Diageo asks Tribunal to release Mallya's $70 million buyout

Published : Jun 03, 2016, 02:38 PM ISTUpdated : Mar 31, 2018, 07:05 PM IST
Diageo asks Tribunal to release Mallya's $70 million buyout

Synopsis

 

British liquor giant Diageo Plc filed an interlocutory application seeking the vacating of the DRT's order barring liquor baron Vijay Mallya from withdrawing his $75 million exit buyout till the disposal of a SBI case against him over a loan default.

 

"The Tribunal will decide which applications should be heard on the priority basis and also set a timeline for disposing all the pending applications," DRT Presiding Officer Benakanahalli said, posting the matter for a hearing on June 7.

 

On Thursday, Diageo Plc had filed the interlocutory application seeking the vacating of DRT's March 7 order.
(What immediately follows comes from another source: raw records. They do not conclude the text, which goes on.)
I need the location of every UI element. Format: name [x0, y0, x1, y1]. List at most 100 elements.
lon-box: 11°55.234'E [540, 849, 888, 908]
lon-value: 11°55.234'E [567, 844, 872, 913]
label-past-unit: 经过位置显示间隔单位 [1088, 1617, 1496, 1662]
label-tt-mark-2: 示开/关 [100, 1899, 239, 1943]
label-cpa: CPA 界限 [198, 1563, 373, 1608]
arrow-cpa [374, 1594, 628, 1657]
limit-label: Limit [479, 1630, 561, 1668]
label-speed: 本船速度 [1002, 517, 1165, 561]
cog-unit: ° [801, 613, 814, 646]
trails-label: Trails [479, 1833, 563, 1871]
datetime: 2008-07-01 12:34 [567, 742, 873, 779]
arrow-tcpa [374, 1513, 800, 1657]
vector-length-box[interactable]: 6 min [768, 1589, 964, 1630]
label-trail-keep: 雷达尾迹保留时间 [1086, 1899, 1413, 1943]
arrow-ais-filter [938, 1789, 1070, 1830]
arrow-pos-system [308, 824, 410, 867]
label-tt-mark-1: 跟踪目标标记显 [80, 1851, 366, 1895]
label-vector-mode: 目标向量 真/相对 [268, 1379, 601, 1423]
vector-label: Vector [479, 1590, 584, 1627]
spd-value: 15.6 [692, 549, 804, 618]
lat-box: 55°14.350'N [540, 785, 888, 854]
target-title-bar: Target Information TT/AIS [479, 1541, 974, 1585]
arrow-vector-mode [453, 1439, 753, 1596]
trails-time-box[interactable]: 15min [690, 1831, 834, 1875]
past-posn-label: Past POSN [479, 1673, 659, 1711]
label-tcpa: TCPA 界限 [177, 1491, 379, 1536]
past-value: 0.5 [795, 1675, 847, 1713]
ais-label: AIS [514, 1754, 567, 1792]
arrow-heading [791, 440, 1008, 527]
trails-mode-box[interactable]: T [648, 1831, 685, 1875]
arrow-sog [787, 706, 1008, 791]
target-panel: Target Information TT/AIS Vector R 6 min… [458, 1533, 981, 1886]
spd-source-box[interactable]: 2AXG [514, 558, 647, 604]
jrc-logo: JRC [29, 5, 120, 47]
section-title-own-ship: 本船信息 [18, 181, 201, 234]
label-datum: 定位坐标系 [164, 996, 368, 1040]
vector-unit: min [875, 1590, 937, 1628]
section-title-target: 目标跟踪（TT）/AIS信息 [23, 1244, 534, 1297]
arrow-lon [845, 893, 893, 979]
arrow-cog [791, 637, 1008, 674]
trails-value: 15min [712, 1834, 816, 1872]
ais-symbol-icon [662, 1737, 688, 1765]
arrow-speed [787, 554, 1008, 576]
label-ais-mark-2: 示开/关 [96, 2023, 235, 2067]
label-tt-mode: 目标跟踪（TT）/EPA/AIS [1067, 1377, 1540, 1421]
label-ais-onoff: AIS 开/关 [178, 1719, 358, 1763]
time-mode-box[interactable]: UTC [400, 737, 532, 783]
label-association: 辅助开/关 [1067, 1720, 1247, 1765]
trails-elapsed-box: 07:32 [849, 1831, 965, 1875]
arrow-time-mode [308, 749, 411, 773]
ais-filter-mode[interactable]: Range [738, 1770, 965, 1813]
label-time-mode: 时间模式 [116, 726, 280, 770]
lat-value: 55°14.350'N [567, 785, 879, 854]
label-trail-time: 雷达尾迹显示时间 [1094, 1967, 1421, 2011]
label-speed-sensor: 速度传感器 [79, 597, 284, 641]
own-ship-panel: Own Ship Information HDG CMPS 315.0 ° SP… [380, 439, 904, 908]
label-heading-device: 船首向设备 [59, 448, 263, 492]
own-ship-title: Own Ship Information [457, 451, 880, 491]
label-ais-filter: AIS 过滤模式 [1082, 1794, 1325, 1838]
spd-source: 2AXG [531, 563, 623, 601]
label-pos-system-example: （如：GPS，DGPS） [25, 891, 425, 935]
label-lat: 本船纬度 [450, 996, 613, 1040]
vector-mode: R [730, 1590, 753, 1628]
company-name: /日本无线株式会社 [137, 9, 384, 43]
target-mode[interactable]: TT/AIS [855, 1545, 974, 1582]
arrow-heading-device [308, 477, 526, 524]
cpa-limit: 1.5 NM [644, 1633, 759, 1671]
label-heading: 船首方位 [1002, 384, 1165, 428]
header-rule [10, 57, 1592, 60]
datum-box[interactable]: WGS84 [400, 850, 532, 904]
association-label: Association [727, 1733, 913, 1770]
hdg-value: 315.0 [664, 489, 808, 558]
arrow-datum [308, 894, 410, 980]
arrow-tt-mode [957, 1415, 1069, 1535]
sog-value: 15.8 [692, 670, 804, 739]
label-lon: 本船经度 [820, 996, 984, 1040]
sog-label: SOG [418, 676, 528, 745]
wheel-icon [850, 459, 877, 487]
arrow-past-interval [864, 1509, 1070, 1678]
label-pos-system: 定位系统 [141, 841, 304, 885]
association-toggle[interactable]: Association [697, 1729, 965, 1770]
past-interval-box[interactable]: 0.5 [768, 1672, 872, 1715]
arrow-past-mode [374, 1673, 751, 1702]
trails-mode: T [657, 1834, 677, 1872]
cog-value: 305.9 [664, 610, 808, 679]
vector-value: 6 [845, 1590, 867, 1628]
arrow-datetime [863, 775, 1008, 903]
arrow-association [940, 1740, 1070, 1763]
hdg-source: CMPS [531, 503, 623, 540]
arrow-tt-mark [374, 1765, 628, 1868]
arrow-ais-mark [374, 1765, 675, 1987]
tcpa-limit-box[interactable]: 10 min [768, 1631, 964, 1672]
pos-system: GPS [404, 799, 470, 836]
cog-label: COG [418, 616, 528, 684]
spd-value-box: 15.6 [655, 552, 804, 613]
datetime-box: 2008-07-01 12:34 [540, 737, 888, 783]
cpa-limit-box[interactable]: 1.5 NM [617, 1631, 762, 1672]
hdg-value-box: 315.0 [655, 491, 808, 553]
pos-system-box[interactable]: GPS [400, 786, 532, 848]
The DRT had barred Mallya from withdrawing his $75 million exit payment from Diageo until the disposal of a case over a loan default by Kingfisher Airlines.

 

It had restrained Diageo and United Spirits Limited, owned by the UK-based firm, from temporarily disbursing the amount to Mallya who worked out the deal under a severance package.

 

However, the $40 million of the $75 million severance package deal had already been disbursed, following which the bankers' consortium had sought directions from the Tribunal to attach the amount before it.

 

Following a directive of the Tribunal, Diageo Plc and its two subsidiaries submitted the details of the severance package deal, in which the bankers figured out that $40 million of the $75 million was parked in an account held by Vijay Mallya in the New York-based JP Morgan Bank.

 

On May 17, the DRT ordered JP Morgan Bank to not disburse to Mallya the $40 million and asked it to "attach" (submit) before it statements of accounts held by Mallya in the bank.